Demikian halnya dengan sumber-sumber kekayaan alam. Alih-alih didayagunakan untuk mempertinggi kemakmuran dan daya saing bangsa, kekayaan alam yang begitu melimpah itu hanya diposisikan sebagai keunggulan komparatif yang tidak memiliki nilai tambah yang tinggi. Kita justru “mempersilakan” kekuatan-kekuatan ekonomi global untuk mengekplorasi dan mengeksploitasi sumber-sumber kekayaan alam itu dengan sekehendak hati dalam durasi kontrak yang panjang hingga puluhan tahun. Kekuatan-kekuatan perekonomian global ini pula yang kemudian mengolah sumber-sumber daya alam kita menjadi komoditas yang memiliki nilai tambah ekonomi jauh lebih tinggi.

Akibatnya, Indonesia terkesan hanya mampu menjadi obyek globalisasi, bukan subyek globalisasi. Sebagian besar rakyat Indonesia belum menikmati kesejahteraan dari kekayaan alam yang dimilikinya. Mereka cuma kebagian sisa-sisa dari sumber daya alam yang telah dikuras oleh kekuatan ekonomi global. Mereka seolah-olah “dipaksa” untuk tetap menjadi miskin agar dapat terus dikooptasi dan menjadi obyek. Ironisnya, gambaran ini mirip dengan ketika bangsa ini berada dalam cengkeraman imperialisme di masa kolonial. Dari sinilah kemudian muncul pertanyaan kritis di atas; apakah kita sudah berdaulat secara ekonomi, meskipun secara politik kita telah berdaulat 65 tahun lalu?

Baca juga:  Takbiran Tradisi Yang Harus Dilestarikan

Jika dikembalikan pada semangat dan visi para pendiri bangsa terhadap pembangunan ekonomi dan kesejahteraan bangsa, mereka telah meletakkan nilai-nilai dasar sistem perekonomian yang mengacu pada model koperasi. Sistem ekonomi koperasi ini dianggap sesuai dengan karakter dan nilai-nilai budaya masyarakat kita, seperti: kekeluargaan, kegotong-royongan, dan pengutamaan kepentingan umum daripada kepentingan pribadi. Karena karakternya yang lebih sesuai dengan nilai-nilai budaya bangsa, banyak kalangan yang kemudian melakukan rekonstruksi dan revitalisasi terhadap sistem tersebut guna melawan keserakahan kapitalisme global. Dari situ kemudian muncul istilah seperti ekonomi Pancasila dan ekonomi kerakyatan.

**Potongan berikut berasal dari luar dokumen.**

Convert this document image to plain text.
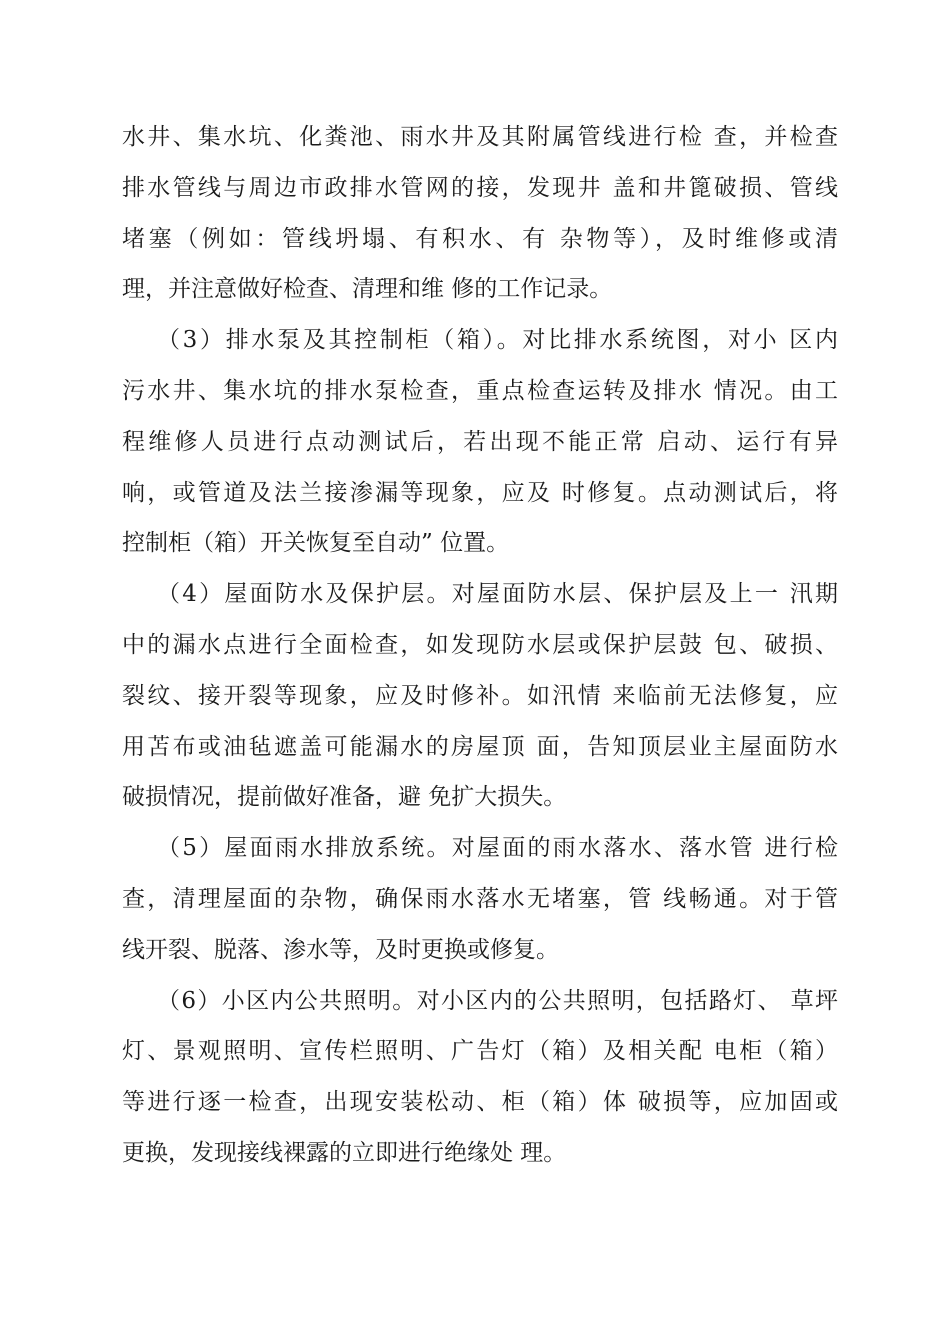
水井、集水坑、化粪池、雨水井及其附属管线进行检 查，并检查

排水管线与周边市政排水管网的接，发现井 盖和井篦破损、管线

堵塞（例如：管线坍塌、有积水、有 杂物等），及时维修或清

理，并注意做好检查、清理和维 修的工作记录。

（3）排水泵及其控制柜（箱）。对比排水系统图，对小 区内

污水井、集水坑的排水泵检查，重点检查运转及排水 情况。由工

程维修人员进行点动测试后，若出现不能正常 启动、运行有异

响，或管道及法兰接渗漏等现象，应及 时修复。点动测试后，将

控制柜（箱）开关恢复至自动” 位置。

（4）屋面防水及保护层。对屋面防水层、保护层及上一 汛期

中的漏水点进行全面检查，如发现防水层或保护层鼓 包、破损、

裂纹、接开裂等现象，应及时修补。如汛情 来临前无法修复，应

用苫布或油毡遮盖可能漏水的房屋顶 面，告知顶层业主屋面防水

破损情况，提前做好准备，避 免扩大损失。

（5）屋面雨水排放系统。对屋面的雨水落水、落水管 进行检

查，清理屋面的杂物，确保雨水落水无堵塞，管 线畅通。对于管

线开裂、脱落、渗水等，及时更换或修复。

（6）小区内公共照明。对小区内的公共照明，包括路灯、 草坪

灯、景观照明、宣传栏照明、广告灯（箱）及相关配 电柜（箱）

等进行逐一检查，出现安装松动、柜（箱）体 破损等，应加固或

更换，发现接线裸露的立即进行绝缘处 理。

Namun yang menjadi masalah adalah saat ini nilai-nilai asli masyarakat kita tersebut ternyata tidak kompatibel, tidak selaras, dan bahkan bertolak belakang dengan nilai-nilai yang dituntut dalam sistem ekonomi kapitalisme global yang tengah menderu dengan kencang hingga ke semua lini. Banyak pihak yang menilai bahwa nilai-nilai dalam sistem ekonomi kerakyatan tidak akan mampu melawan kedahsyatan ekonomi kapitalisme global yang cenderung ekspansif, individualis, dan tamak.

Pertanyaannya kemudian, mampukah Indonesia sebagai sebuah bangsa dan negara mengendalikan dan menentukan sendiri arah kebijakan ekonominya secara bebas tanpa didikte kekuatan modal asing dari negara lain? Mungkinkah di era globalisasi seperti ini, segala kekayaan sumber daya alam dapat sepenuhnya dikelola dengan kekuatan sendiri dan dimanfaatkan sepenuhnya bagi kemakmuran rakyat? Tampaknya perlu keseriusan dan kecerdasan bagi segenap elemen bangsa untuk dapat keluar dari pusaran kuat globalisasi ini agar dapat beranjak menjadi negara yang berdaulat secara politik maupun ekonomi.